Dass Reisende ihre Flüge verpassten, weil sie nicht mit der Bahn anreisen konnten, ist dem Frankfurter Flughafen nach eigenen Angaben nicht bekannt. Der Betriebsablauf und der Flugverkehr seien durch den Streik nicht beeinträchtigt, teilte ein Sprecher mit. Auch bei der Lufthansa hieß es, es sei nicht bekannt, dass Fluggäste vermehrt Flüge verpasst hätten.
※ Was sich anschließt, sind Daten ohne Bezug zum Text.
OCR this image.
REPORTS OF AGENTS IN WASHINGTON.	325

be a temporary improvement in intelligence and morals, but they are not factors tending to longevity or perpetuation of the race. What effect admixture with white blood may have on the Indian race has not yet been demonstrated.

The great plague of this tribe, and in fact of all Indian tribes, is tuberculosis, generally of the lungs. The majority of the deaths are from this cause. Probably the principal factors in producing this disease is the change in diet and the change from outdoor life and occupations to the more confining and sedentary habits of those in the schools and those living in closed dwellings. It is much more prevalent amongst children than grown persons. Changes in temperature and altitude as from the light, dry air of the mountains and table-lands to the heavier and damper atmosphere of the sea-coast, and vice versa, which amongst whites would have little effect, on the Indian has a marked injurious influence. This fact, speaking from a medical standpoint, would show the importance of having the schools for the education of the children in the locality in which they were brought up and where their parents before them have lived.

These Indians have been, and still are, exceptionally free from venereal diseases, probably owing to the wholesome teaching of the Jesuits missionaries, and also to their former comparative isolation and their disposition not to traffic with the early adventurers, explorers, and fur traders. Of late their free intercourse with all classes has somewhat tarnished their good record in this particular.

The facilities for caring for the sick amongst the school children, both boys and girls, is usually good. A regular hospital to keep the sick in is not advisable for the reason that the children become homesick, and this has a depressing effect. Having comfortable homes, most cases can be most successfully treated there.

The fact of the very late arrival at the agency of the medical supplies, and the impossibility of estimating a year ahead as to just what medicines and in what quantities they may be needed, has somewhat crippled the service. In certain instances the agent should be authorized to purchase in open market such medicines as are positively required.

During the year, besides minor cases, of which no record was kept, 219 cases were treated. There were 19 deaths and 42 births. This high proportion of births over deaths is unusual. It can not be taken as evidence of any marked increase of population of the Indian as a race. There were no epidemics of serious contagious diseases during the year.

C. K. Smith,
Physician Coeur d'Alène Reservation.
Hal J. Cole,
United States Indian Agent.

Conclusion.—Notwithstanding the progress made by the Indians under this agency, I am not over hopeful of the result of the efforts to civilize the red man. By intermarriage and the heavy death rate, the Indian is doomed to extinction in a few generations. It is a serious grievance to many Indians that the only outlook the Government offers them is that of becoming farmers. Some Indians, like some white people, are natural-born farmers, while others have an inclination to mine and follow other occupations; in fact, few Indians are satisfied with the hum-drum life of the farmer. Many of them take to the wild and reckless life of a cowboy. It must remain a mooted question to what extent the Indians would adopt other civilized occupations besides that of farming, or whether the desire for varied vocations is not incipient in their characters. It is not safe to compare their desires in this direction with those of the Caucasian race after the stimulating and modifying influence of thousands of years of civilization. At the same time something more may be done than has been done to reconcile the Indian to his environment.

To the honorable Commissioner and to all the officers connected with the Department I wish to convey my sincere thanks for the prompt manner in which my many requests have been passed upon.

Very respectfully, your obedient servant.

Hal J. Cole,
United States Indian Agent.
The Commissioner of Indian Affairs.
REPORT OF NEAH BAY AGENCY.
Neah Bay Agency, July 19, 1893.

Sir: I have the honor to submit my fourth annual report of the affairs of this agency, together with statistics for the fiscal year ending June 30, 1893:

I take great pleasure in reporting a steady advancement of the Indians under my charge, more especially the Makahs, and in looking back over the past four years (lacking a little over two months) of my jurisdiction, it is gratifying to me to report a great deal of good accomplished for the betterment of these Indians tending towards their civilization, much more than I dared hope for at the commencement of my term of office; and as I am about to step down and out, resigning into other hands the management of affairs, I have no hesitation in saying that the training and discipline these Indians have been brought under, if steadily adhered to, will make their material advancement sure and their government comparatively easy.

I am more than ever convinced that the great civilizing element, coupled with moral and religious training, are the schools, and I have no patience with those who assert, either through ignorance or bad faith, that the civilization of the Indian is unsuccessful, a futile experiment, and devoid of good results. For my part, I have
Reisende werden dazu aufgerufen, sich unbedingt vor Fahrtantritt zu informieren. Betroffen sind auch die S-Bahnen im Rhein-Main-Gebiet, die nach Angaben des RMV entweder nur im Stundentakt verkehren (S1, S2, S3, S4, S5, S6, S8) oder ausfallen (S7, S9). Ebenso trifft der Streik eine Reihe von Regionalexpress- und Regionalbahnverbindungen rund um Frankfurt. U-Bahnen, Straßenbahnen und Busse sollen nach Angaben des RMV hingegen planmäßig fahren; ebenso Regionalzüge wie die Verbindungen RE2 und 3 (Frankfurt - Mainz), RE 9 und 10 (Frankfurt - Wiesbaden-Biebrich), RB 45 (Limburg - Gießen), RB 58 und 59 (Rüsselsheim/Flughafen - Aschaffenburg), RB 75 (Mainz - Darmstadt - Aschaffenburg), RB 82 (Frankfurt - Darmstadt) sowie RE 98 und 99 (Frankfurt - Gießen - Kassel). In Frankfurt selbst verlängern die Nahverkehrsgesellschaften VGF und traffiQ nach eigenen Angaben die U-Bahnzüge an beiden Streiktagen, um die Auswirkungen für die Fahrgäste in Frankfurt zu minimieren und bei derzeit wieder steigenden Fahrgastzahlen weiterhin möglichst viel Platz bieten zu können.
Leere Bahnsteige
Obwohl die GDL in der Nacht für Auskünfte nicht erreichbar war, standen am Mittwochmorgen die Personenzüge in vielen Bahnhöfen still, Bahnsteige waren leer, wie Fotos zeigten. "Zug fällt aus", war vielfach an den Anzeigetafeln zu verschiedenen Reisezielen zu sehen. Der Ausstand soll bereits um 2.00 Uhr begonnen haben. Schon seit Dienstagabend bestreikt die Gewerkschaft den Güterverkehr.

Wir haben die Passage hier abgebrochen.